En rappel également, les législatives n’avaient pas fini de rendre leur verdict avant qu’Agbéyomé Kodjo et Jean-Pierre Fabre, pour un oui ou un non, ne commencent à se livrer une bataille sans merci. L’absence du numéro un de l’Organisation pour Bâtir dans l’Union un Togo Solidaire et de ses représentants à la première marche organisée par le FRAC/CST était une illustration de ce début de malaise au CST. Deuxième élément marquant le début de la fin de ce regroupement qui se veut citoyen, la divergence de vue entre les autres membres du CST en ce qui concerne la gestion du contentieux électoral. Si le CST s’était ravisé, après avoir bruyamment annoncé qu’il allait confondre la CENI en produisant les résultats de sa propre compilation, au point de s’abstenir d’ailleurs de saisir la Cour Constitutionnelle, Agbéyomé Kodjo, leader de l’OBUTS et candidat malheureux aux législatives du 25 juillet avait saisi cette instance juridictionnelle aux fins du recomptage des voix dans le Yoto, en vain. Au-delà du parti OBUTS, des défections sont également à signaler de la part des Organisations de défense des droits de l’Homme.
Tout démontre donc aujourd’hui que l’opposition togolaise, dans le starting-block pour la présidentielle de 2015, traîne déjà un sérieux handicap. Elle est terriblement divisée, minée. Le CST, ou du moins ce qu’il en reste aujourd’hui, n’est-il pas déjà suffisamment éprouvé pour qu’un parti, aussi important soit-il, veuille s’en retirer ? Certes, les informations recueillies ne font pas état d’un projet de l’ANC de claquer la porte du CST ; du moins pas formellement. Mais l’éventuelle création d’un groupe parlementaire ANC n’acterait-elle pas la désintégration de ce mouvement créé depuis plus d’un an et dont l’objectif ultime se résume dans le slogan « Faure must go » ? La réponse à cette question paraît sans ambiguïté.
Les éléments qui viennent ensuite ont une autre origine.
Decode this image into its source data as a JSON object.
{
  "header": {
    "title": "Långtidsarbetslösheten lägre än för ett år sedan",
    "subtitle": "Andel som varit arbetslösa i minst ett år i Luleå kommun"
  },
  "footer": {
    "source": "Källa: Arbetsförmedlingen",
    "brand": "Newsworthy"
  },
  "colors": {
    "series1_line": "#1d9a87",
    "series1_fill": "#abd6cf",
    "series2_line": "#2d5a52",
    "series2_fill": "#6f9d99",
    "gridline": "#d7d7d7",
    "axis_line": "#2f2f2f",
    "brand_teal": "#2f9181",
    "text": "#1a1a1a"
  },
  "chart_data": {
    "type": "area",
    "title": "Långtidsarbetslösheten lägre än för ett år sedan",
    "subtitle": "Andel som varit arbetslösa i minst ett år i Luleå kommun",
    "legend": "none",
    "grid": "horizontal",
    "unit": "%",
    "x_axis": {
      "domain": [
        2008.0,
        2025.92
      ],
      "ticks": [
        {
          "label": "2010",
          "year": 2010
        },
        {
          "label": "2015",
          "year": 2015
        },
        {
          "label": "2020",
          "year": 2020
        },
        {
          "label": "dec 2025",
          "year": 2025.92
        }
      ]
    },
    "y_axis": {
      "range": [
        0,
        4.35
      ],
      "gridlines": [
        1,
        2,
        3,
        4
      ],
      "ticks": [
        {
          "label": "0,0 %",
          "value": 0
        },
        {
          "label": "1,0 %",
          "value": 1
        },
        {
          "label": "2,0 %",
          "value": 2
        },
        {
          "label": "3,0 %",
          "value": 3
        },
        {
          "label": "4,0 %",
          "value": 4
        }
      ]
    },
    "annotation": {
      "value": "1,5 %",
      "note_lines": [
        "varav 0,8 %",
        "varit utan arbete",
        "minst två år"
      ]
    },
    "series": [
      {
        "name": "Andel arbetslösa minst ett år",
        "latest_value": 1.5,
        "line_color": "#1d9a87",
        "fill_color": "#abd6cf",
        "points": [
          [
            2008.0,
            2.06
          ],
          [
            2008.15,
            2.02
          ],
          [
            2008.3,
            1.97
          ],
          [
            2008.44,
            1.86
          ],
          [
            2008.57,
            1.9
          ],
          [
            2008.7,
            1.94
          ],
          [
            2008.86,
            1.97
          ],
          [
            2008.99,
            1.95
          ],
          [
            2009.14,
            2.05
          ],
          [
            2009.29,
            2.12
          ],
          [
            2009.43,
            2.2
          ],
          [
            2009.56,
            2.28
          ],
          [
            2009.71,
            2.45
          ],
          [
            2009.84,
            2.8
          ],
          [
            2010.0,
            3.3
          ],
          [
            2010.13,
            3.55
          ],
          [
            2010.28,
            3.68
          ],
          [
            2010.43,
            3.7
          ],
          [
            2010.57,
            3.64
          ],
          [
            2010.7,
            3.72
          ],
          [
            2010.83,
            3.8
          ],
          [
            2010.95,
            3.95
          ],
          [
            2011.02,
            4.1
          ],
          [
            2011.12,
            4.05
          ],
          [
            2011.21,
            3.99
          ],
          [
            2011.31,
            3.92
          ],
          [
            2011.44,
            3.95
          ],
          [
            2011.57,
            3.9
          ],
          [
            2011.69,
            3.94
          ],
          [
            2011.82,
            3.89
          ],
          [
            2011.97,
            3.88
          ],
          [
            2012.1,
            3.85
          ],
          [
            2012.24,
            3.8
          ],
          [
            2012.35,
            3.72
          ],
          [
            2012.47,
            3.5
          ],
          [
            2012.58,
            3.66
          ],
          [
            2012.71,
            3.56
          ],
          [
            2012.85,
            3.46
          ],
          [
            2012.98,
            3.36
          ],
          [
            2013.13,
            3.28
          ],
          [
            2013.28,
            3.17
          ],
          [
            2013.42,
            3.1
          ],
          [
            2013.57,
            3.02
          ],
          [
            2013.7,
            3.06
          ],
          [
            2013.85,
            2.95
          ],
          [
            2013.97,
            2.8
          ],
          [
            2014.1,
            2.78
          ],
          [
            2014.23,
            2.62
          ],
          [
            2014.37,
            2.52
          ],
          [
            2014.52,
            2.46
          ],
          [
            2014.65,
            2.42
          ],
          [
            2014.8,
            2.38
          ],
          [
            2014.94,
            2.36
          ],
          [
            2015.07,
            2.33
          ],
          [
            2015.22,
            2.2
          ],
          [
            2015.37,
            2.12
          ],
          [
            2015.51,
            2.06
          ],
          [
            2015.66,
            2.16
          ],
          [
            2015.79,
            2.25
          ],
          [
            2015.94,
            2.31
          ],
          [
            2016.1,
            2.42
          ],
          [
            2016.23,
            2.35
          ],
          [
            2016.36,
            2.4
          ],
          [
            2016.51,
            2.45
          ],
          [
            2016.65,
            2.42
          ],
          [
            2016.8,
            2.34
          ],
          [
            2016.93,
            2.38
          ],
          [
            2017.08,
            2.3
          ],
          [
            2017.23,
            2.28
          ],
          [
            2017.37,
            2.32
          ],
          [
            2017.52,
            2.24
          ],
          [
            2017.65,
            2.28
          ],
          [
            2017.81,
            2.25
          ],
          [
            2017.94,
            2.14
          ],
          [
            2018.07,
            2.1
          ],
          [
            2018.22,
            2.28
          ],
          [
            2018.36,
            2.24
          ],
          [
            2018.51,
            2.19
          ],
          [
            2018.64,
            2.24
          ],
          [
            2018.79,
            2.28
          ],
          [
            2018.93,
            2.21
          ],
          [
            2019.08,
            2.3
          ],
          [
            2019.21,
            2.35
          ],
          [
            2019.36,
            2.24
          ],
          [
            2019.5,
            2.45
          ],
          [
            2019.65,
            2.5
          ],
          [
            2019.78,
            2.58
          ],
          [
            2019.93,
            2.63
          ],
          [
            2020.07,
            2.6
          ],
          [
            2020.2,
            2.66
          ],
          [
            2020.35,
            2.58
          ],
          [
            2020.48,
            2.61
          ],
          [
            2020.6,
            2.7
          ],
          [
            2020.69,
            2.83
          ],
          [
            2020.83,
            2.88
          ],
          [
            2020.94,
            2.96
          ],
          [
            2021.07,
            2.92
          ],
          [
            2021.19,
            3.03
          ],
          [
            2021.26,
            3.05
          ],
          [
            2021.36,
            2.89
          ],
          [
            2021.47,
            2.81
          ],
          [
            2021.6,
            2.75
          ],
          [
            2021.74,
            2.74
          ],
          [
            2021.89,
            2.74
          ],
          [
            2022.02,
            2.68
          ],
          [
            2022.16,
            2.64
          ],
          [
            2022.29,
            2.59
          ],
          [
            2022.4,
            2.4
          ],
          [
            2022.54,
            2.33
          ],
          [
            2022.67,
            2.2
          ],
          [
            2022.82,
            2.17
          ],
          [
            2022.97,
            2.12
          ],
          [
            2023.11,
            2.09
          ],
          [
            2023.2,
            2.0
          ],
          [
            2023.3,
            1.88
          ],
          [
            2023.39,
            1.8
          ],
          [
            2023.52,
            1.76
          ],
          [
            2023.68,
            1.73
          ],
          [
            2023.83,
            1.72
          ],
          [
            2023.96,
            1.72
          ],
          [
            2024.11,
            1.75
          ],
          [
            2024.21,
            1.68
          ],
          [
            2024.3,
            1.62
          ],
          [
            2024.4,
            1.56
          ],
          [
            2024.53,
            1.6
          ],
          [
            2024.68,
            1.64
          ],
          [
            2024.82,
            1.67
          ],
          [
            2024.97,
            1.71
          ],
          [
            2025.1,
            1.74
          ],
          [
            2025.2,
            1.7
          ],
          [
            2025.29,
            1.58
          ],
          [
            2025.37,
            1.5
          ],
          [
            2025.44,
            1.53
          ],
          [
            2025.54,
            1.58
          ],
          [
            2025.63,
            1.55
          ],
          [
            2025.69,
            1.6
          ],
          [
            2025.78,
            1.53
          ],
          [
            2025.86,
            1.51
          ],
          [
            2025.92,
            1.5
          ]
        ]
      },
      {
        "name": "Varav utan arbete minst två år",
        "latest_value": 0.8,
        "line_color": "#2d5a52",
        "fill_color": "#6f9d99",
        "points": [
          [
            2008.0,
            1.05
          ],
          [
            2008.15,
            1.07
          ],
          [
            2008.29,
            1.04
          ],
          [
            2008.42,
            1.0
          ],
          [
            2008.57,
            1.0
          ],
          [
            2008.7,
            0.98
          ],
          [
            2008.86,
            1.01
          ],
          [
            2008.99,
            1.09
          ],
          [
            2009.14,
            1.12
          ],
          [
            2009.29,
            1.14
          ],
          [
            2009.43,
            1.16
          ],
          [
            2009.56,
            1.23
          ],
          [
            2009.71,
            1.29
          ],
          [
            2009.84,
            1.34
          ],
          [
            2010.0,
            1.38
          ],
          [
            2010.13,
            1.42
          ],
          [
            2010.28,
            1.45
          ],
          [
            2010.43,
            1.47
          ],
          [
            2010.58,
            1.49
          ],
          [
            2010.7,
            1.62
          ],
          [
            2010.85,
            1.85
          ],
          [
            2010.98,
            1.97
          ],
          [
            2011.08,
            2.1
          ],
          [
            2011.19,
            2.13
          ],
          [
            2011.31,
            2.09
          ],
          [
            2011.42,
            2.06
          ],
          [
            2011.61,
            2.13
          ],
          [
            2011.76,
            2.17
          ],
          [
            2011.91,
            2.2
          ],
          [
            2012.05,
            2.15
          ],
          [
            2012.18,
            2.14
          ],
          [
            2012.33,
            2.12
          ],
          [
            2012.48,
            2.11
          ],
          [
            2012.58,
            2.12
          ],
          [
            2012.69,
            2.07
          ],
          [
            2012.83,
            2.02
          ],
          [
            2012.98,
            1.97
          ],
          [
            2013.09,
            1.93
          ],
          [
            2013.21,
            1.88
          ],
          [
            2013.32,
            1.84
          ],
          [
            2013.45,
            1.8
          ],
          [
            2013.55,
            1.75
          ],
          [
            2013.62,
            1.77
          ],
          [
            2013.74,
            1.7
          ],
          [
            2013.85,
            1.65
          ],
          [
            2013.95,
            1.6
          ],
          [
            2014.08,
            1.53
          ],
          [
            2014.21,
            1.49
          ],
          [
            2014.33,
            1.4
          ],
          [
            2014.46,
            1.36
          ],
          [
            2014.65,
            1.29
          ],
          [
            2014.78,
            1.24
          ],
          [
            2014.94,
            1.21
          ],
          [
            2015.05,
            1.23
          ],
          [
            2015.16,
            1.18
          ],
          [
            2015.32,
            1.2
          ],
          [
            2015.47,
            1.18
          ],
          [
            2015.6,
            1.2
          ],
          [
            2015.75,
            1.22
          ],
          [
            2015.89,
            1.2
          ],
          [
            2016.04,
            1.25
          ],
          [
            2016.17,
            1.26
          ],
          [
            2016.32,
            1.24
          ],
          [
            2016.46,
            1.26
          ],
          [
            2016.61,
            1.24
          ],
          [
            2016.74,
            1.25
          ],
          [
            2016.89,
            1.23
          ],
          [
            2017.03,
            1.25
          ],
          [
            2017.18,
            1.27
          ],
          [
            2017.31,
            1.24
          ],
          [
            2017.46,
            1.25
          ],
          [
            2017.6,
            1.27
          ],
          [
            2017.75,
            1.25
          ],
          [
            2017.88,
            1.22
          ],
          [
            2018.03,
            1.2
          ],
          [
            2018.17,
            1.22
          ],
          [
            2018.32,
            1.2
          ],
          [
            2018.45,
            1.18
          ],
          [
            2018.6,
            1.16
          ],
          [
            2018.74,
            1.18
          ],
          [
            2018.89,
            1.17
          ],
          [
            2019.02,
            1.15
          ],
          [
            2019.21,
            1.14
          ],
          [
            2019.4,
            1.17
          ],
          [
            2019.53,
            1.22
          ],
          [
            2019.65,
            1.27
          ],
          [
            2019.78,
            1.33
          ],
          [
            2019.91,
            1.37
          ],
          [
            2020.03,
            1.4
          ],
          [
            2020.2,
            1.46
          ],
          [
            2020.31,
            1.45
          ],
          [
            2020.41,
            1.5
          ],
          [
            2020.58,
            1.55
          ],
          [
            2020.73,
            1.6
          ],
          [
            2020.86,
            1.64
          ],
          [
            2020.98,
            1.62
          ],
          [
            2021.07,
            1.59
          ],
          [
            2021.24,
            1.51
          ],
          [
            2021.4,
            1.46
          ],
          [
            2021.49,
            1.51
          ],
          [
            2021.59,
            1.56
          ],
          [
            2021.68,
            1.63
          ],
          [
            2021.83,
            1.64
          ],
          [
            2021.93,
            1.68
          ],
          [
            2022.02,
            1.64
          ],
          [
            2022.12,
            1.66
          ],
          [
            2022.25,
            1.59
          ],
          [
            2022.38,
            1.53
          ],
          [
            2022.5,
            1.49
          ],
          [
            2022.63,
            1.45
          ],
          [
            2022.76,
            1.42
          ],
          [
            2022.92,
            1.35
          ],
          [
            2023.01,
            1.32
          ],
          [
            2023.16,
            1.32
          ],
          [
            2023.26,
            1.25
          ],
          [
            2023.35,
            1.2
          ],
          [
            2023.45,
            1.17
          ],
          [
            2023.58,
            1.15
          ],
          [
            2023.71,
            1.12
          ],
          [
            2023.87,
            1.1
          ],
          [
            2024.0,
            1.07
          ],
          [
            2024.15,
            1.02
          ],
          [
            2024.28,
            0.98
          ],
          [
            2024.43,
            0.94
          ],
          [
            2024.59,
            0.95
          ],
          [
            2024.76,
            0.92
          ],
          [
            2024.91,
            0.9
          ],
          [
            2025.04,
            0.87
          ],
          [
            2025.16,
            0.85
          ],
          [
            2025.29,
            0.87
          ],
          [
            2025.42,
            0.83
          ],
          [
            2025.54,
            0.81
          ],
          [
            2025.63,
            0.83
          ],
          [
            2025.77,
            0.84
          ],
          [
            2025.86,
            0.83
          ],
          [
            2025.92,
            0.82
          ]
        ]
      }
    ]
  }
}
Cette éventualité risquerait de mettre en très mauvaise posture l’ADDI qui n’aurait pas, à l’instar de l’UFC et de la Coalition Arc-en-ciel, voix au chapitre lors des débats parlementaires. Dès lors, il ne serait pas inenvisageable que par souci d’éviter de jouer le rôle des figurants politiques, l’ADDI, la Coalition Arc-en-ciel et l’UFC forment un groupe parlementaire par le jeu des alliances (contre nature ?). Dans tous les cas, le CST risque d’être emporté par le projet de Jean-Pierre Fabre de créer un groupe parlementaire ANC. Et ceci pourrait plomber tout effort de candidature unique de l’opposition à l’horizon 2015, et partant, renvoyer aux calendes grecques le défi de l’alternance politique. Serait-ce ça, l’agenda caché de l’opposition togolaise ? L’heure doit, selon un analyste politique, être au grand rassemblement pour poser les bases d’une stratégie alternative de conquête du pouvoir. Toute initiative qui rame à contre-courant de cet idéal relèverait d’une inconséquence. Et les dégâts ne se feront pas attendre en 2015, c’est une certitude ; et c’est peu de le dire ainsi. Car lorsqu’il existe des preuves, il n’y a plus de place pour des suppositions.